The given number consists of only 6 and/or 9, and only one character is allowed to change. Given that, find 6 from left, replace the first 6 to 9. Only point we should care about is whether 6 exists or not. If not, the given string is all 9s and no need to change.

Problem Description

You are given a positive integer num consisting only of digits 6 and 9.

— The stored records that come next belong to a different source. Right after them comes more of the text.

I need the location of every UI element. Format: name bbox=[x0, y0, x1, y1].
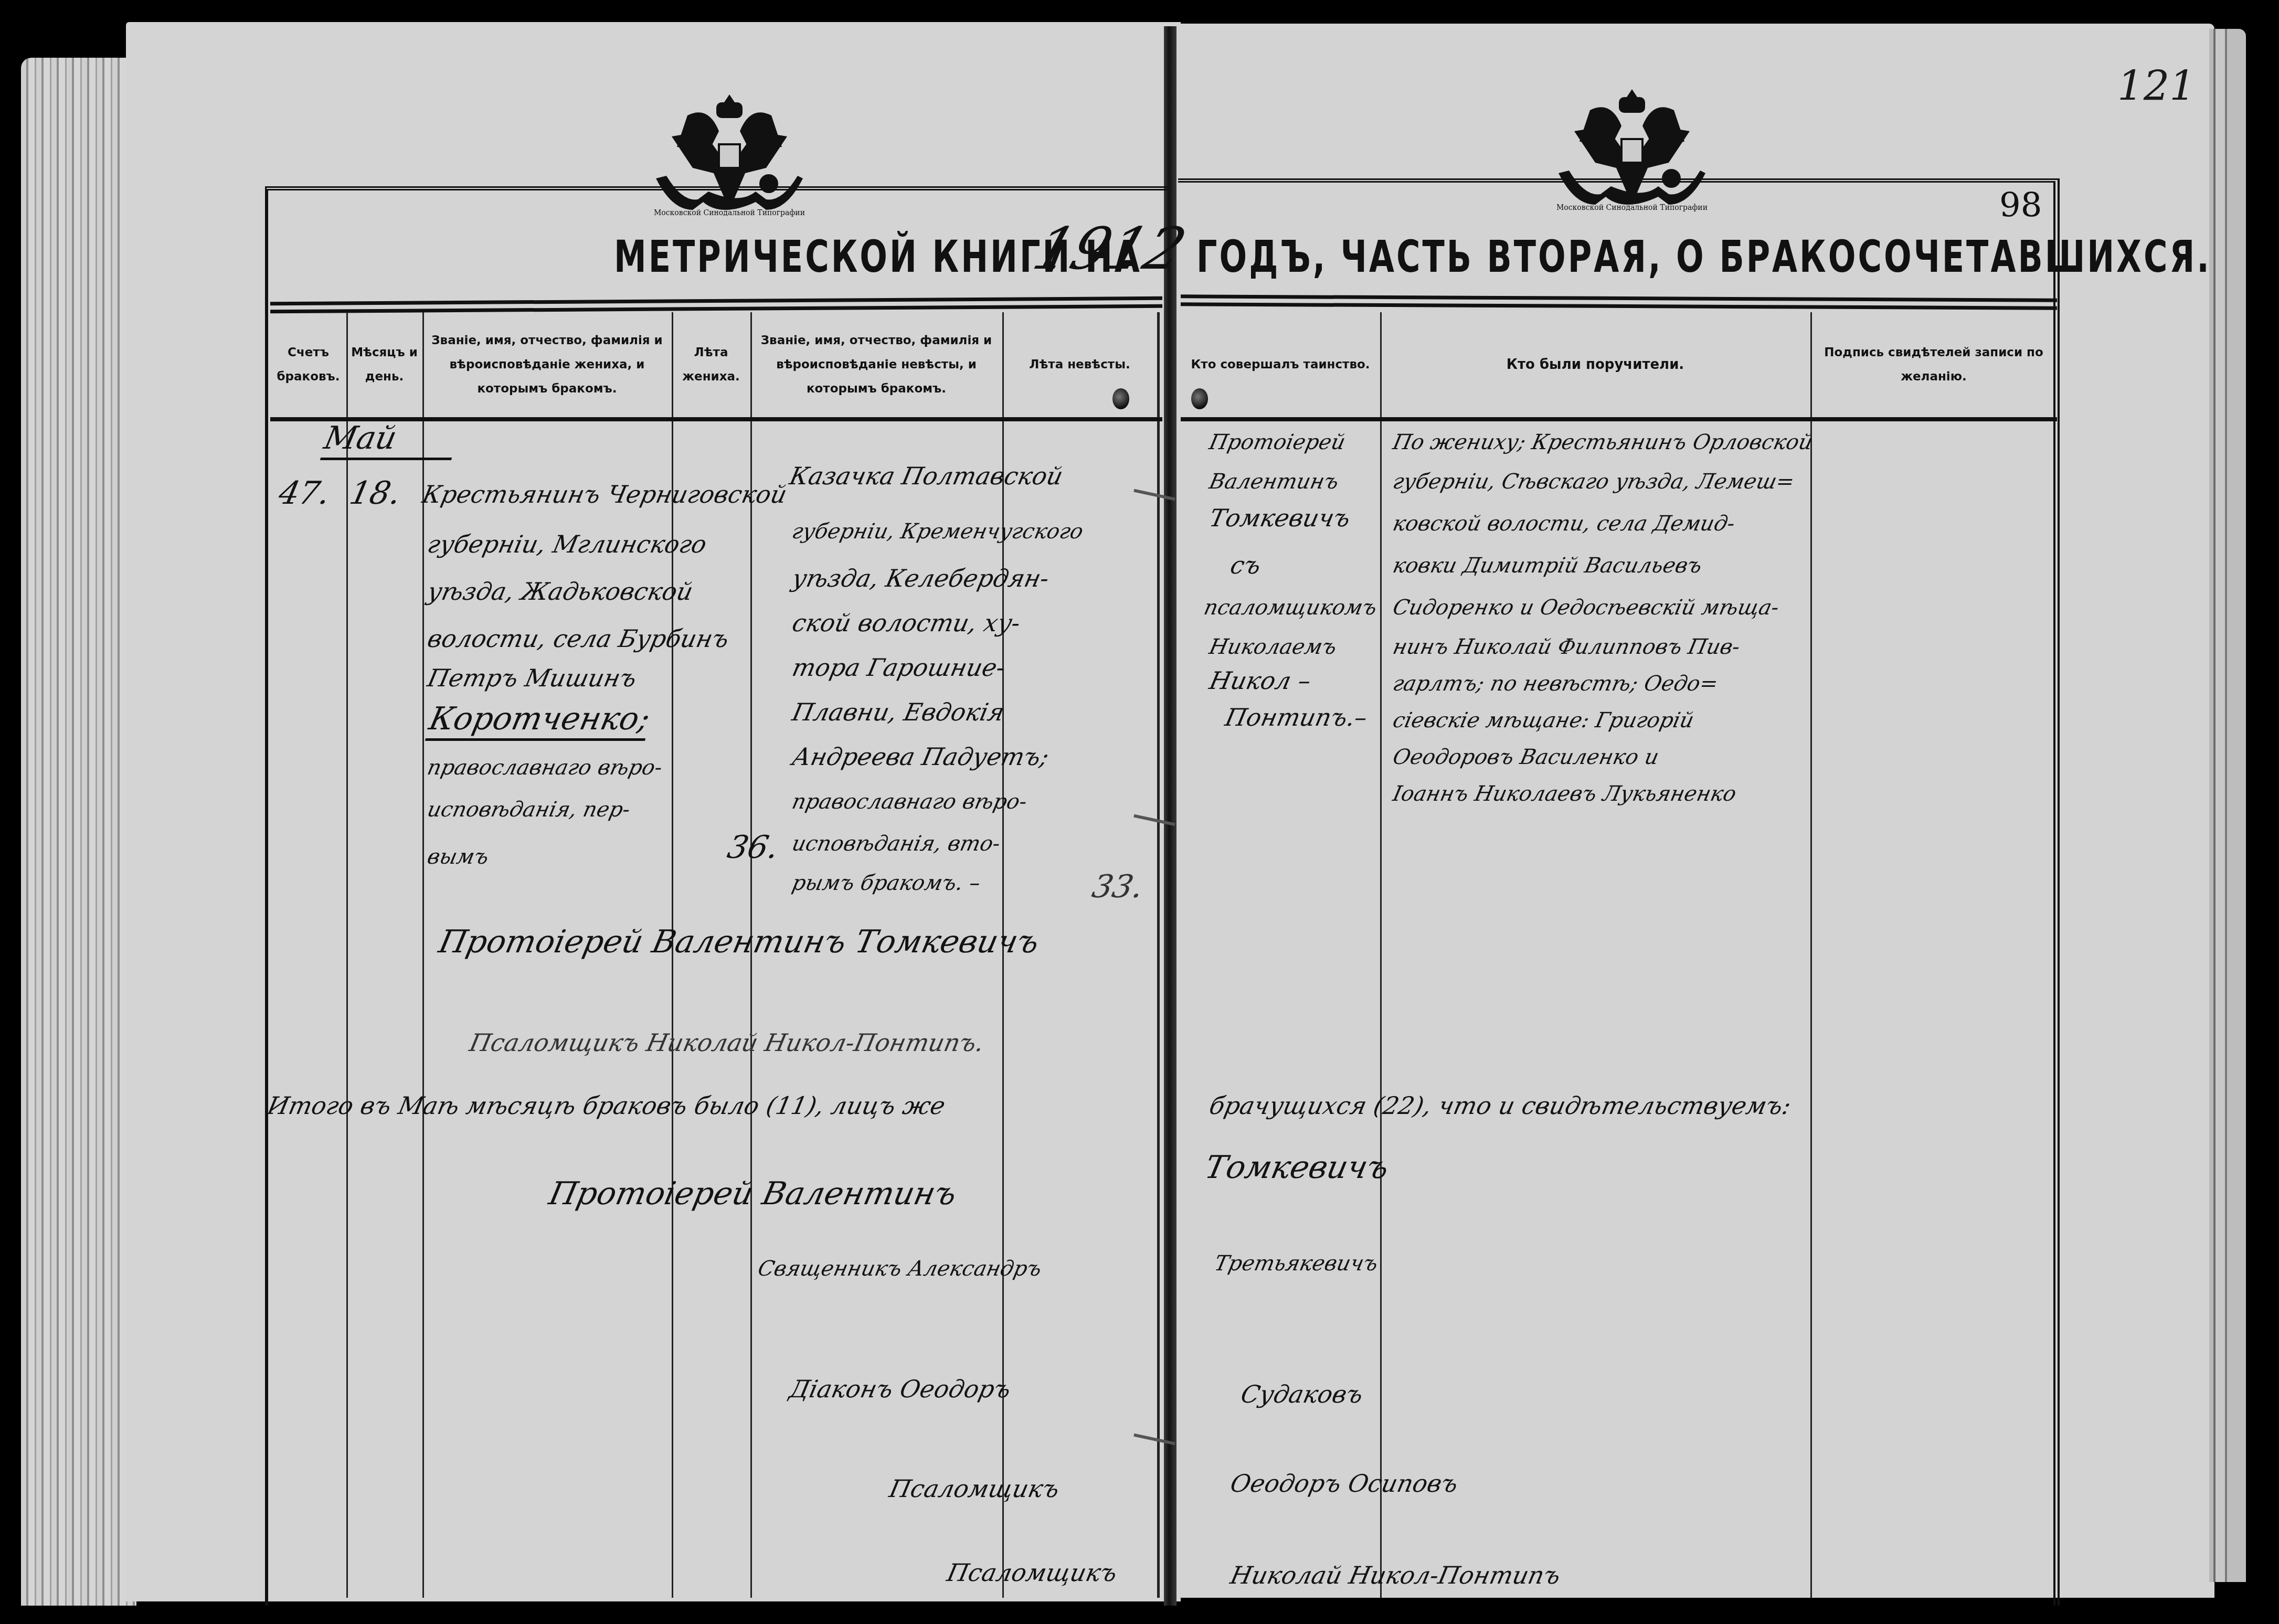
record-number: 47. bbox=[275, 475, 333, 512]
column-divider bbox=[1380, 312, 1382, 1598]
page-stack-right bbox=[2209, 29, 2246, 1582]
sponsors-line: Оеодоровъ Василенко и bbox=[1391, 745, 1661, 769]
column-divider bbox=[1810, 312, 1812, 1598]
groom-line: уѣзда, Жадьковской bbox=[425, 577, 695, 606]
groom-line: губерніи, Мглинского bbox=[425, 530, 709, 558]
bride-line: Плавни, Евдокія bbox=[790, 698, 1007, 726]
groom-line: исповѣданія, пер- bbox=[425, 798, 632, 822]
column-header-bride-age: Лѣта невѣсты. bbox=[1002, 312, 1157, 417]
record-month: Май bbox=[320, 420, 460, 460]
groom-line: Петръ Мишинъ bbox=[425, 664, 639, 692]
officiant-line: псаломщикомъ bbox=[1202, 596, 1379, 620]
officiant-line: Протоіерей bbox=[1207, 430, 1348, 454]
column-header-groom: Званіе, имя, отчество, фамилія и вѣроисп… bbox=[422, 312, 672, 417]
psalmist-signature: Псаломщикъ Николай Никол-Понтипъ. bbox=[467, 1028, 987, 1057]
sponsors-line: гарлтъ; по невѣстѣ; Оедо= bbox=[1391, 672, 1720, 696]
officiant-line: Никол – bbox=[1207, 666, 1313, 695]
sponsors-line: По жениху; Крестьянинъ Орловской bbox=[1391, 430, 1815, 454]
sponsors-line: Іоаннъ Николаевъ Лукьяненко bbox=[1391, 782, 1739, 806]
bride-line: православнаго вѣро- bbox=[790, 790, 1029, 814]
clergy-signature-right: Томкевичъ bbox=[1202, 1149, 1392, 1186]
officiant-line: Томкевичъ bbox=[1207, 504, 1353, 532]
column-divider bbox=[1157, 312, 1160, 1598]
officiant-line: Валентинъ bbox=[1207, 470, 1341, 494]
clergy-signature-left: Протоіерей Валентинъ bbox=[546, 1175, 960, 1212]
groom-age: 36. bbox=[724, 829, 782, 866]
groom-line: вымъ bbox=[425, 845, 491, 869]
groom-surname: Коротченко; bbox=[425, 700, 653, 741]
clergy-signature-right: Оеодоръ Осиповъ bbox=[1228, 1469, 1461, 1498]
year-handwritten: 1912 bbox=[1025, 215, 1194, 282]
clergy-signature-left: Псаломщикъ bbox=[887, 1474, 1062, 1503]
record-day: 18. bbox=[346, 475, 404, 512]
sponsors-line: ковки Димитрій Васильевъ bbox=[1391, 554, 1704, 578]
bride-line: Андреева Падуетъ; bbox=[790, 742, 1052, 771]
groom-line: Крестьянинъ Черниговской bbox=[420, 480, 790, 508]
clergy-signature-left: Діаконъ Оеодоръ bbox=[787, 1375, 1013, 1403]
officiant-line: Николаемъ bbox=[1207, 635, 1339, 659]
sponsors-line: ковской волости, села Демид- bbox=[1391, 512, 1737, 536]
column-header-bride: Званіе, имя, отчество, фамилія и вѣроисп… bbox=[750, 312, 1002, 417]
binding-ring bbox=[1112, 388, 1129, 409]
column-header-groom-age: Лѣта жениха. bbox=[672, 312, 750, 417]
column-header-sponsors: Кто были поручители. bbox=[1380, 312, 1810, 417]
bride-line: рымъ бракомъ. – bbox=[790, 871, 983, 895]
bride-line: Казачка Полтавской bbox=[787, 462, 1066, 490]
monthly-summary-left: Итого въ Маѣ мѣсяцѣ браковъ было (11), л… bbox=[265, 1091, 948, 1120]
bride-line: губерніи, Кременчугского bbox=[790, 519, 1086, 544]
groom-line: православнаго вѣро- bbox=[425, 756, 664, 780]
page-stack-left bbox=[21, 58, 136, 1611]
clergy-signature-right: Третьякевичъ bbox=[1212, 1251, 1380, 1276]
sponsors-line: сіевскіе мѣщане: Григорій bbox=[1391, 708, 1696, 733]
bride-line: тора Гарошние- bbox=[790, 653, 1008, 682]
groom-line: волости, села Бурбинъ bbox=[425, 624, 732, 653]
column-header-marriage-count: Счетъ браковъ. bbox=[270, 312, 346, 417]
bride-line: ской волости, ху- bbox=[790, 609, 1023, 637]
clergy-signature-right: Судаковъ bbox=[1238, 1380, 1366, 1408]
column-header-witness-signatures: Подпись свидѣтелей записи по желанію. bbox=[1810, 312, 2057, 417]
officiant-line: съ bbox=[1228, 551, 1264, 579]
clergy-signature-left: Псаломщикъ bbox=[945, 1558, 1120, 1587]
bride-age: 33. bbox=[1089, 868, 1147, 905]
header-rule bbox=[1181, 417, 2057, 421]
bride-line: исповѣданія, вто- bbox=[790, 832, 1002, 856]
folio-number-handwritten: 121 bbox=[2117, 63, 2196, 110]
sponsors-line: губерніи, Сѣвскаго уѣзда, Лемеш= bbox=[1391, 470, 1797, 494]
background-shadow bbox=[0, 1606, 2279, 1624]
monthly-summary-right: брачущихся (22), что и свидѣтельствуемъ: bbox=[1207, 1091, 1794, 1120]
sponsors-line: Сидоренко и Оедосѣевскій мѣща- bbox=[1391, 596, 1781, 620]
bride-line: уѣзда, Келебердян- bbox=[790, 564, 1052, 592]
sponsors-line: нинъ Николай Филипповъ Пив- bbox=[1391, 635, 1742, 659]
binding-ring bbox=[1191, 388, 1208, 409]
clergy-signature-left: Священникъ Александръ bbox=[756, 1257, 1044, 1281]
officiant-line: Понтипъ.– bbox=[1223, 703, 1370, 731]
page-title-right: ГОДЪ, ЧАСТЬ ВТОРАЯ, О БРАКОСОЧЕТАВШИХСЯ. bbox=[1196, 231, 2211, 283]
open-register-book: 121 98 Московской Синодальной Типографии… bbox=[0, 0, 2279, 1624]
clergy-signature-right: Николай Никол-Понтипъ bbox=[1228, 1561, 1563, 1589]
column-header-officiant: Кто совершалъ таинство. bbox=[1181, 312, 1380, 417]
priest-signature: Протоіерей Валентинъ Томкевичъ bbox=[436, 924, 1042, 960]
column-header-month-day: Мѣсяцъ и день. bbox=[346, 312, 422, 417]
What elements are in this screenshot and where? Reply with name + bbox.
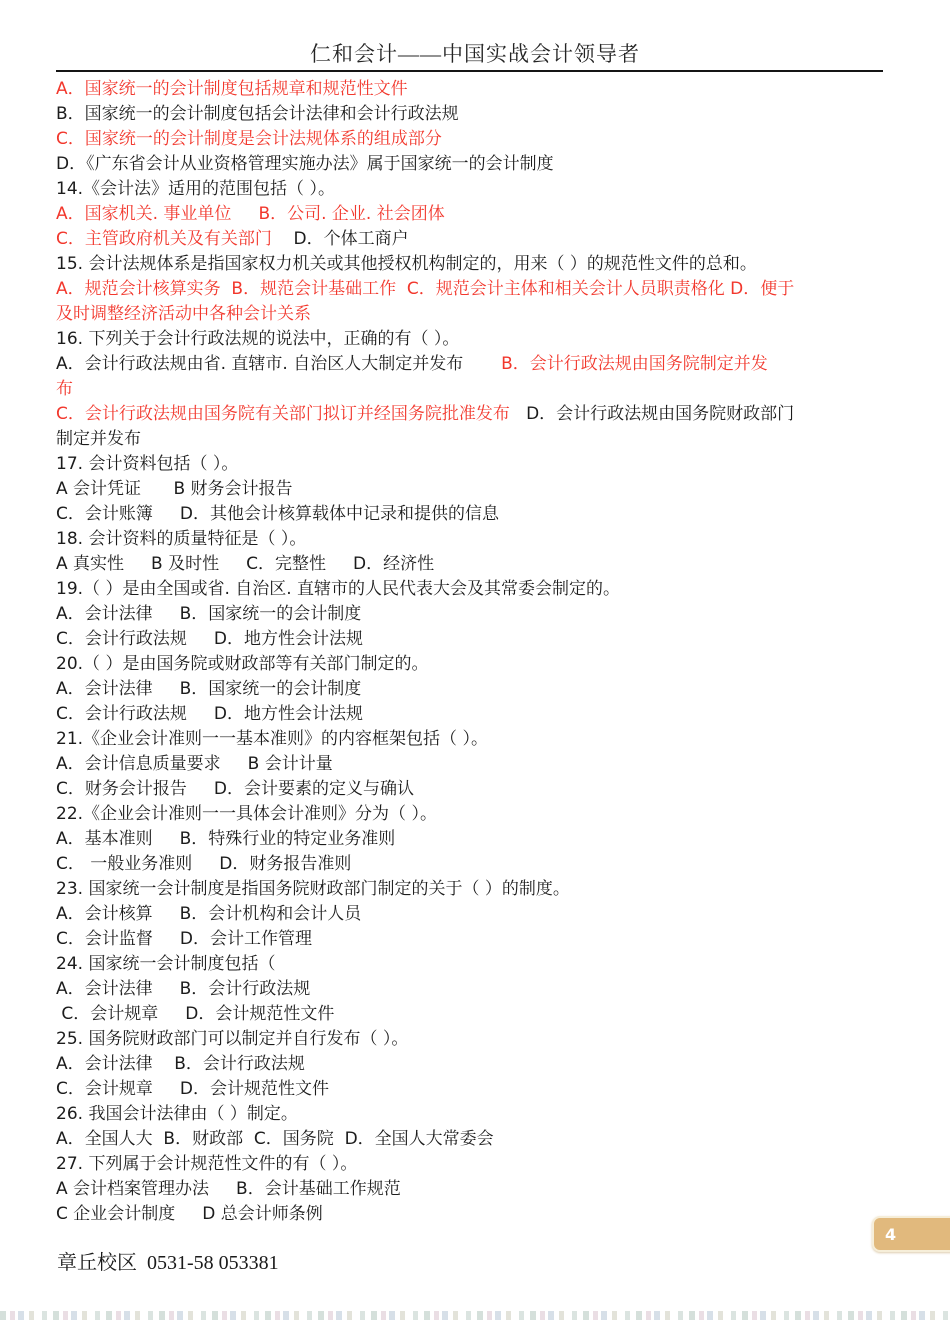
text-line: C．主管政府机关及有关部门 D．个体工商户: [56, 227, 930, 252]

Return the maximum number you can get by changing at most one digit (6 becomes 9, and 9 becomes 6).

Constraints:

  • 1 <= num <= 10**4
  • num consists of only 6 and 9 digits.

https://leetcode.com/problems/maximum-69-number/

Examples

Example 1
Input: num = 9669
Output: 9969
Example 2
Input: num = 9996
Output: 9999
Example 3
Input: num = 9999
Output: 9999

Analysis

It’s easy to check every digit if the number is string. The solution here starts converting the given number to string. Once the index of the first 6 is found, substring concatenation creates the answer. Lastly, convert the result string to integer to meet with the requirement.

Solution

class Maximum69Number {
public:
    int maximum69Number (int num) {
        std::string s = std::to_string(num);
        std::size_t found = s.find("6");
        if (found != std::string::npos) {
            s.replace(found, 1, "9");
        }
        return std::stoi(s);
    }
};
class Maximum69Number {
    public int maximum69Number (int num) {
        String s = String.valueOf(num);
        int found = s.indexOf("6");
        if (found >= 0) {
            s = s.replaceFirst("6", "9");
        }
        return Integer.parseInt(s);
    }
}
/**
 * @param {number} num
 * @return {number}
 */
var maximum69Number  = function(num) {
        let s = num.toString();
        let found = s.indexOf("6");
        if (found >= 0) {
            s = s.replace('6', '9');
        }
        return parseInt(s);
    };
class Maximum69Number:
    def maximum69Number (self, num: int) -> int:
        s = str(num)
        if '6' in s:
            idx = s.index('6')
            s = s[:idx] + '9' + s[idx+1:]
        return int(s)
# @param {Integer} num
# @return {Integer}
def maximum69_number (num)
  s = num.to_s
  if s.count('6') > 0
    idx = s.index('6')
    s = s[0...idx] + '9' + s[idx + 1..-1]
  end
  s.to_i
end

Complexities

  • Time: O(n) – n: number of digits
  • Space: O(1)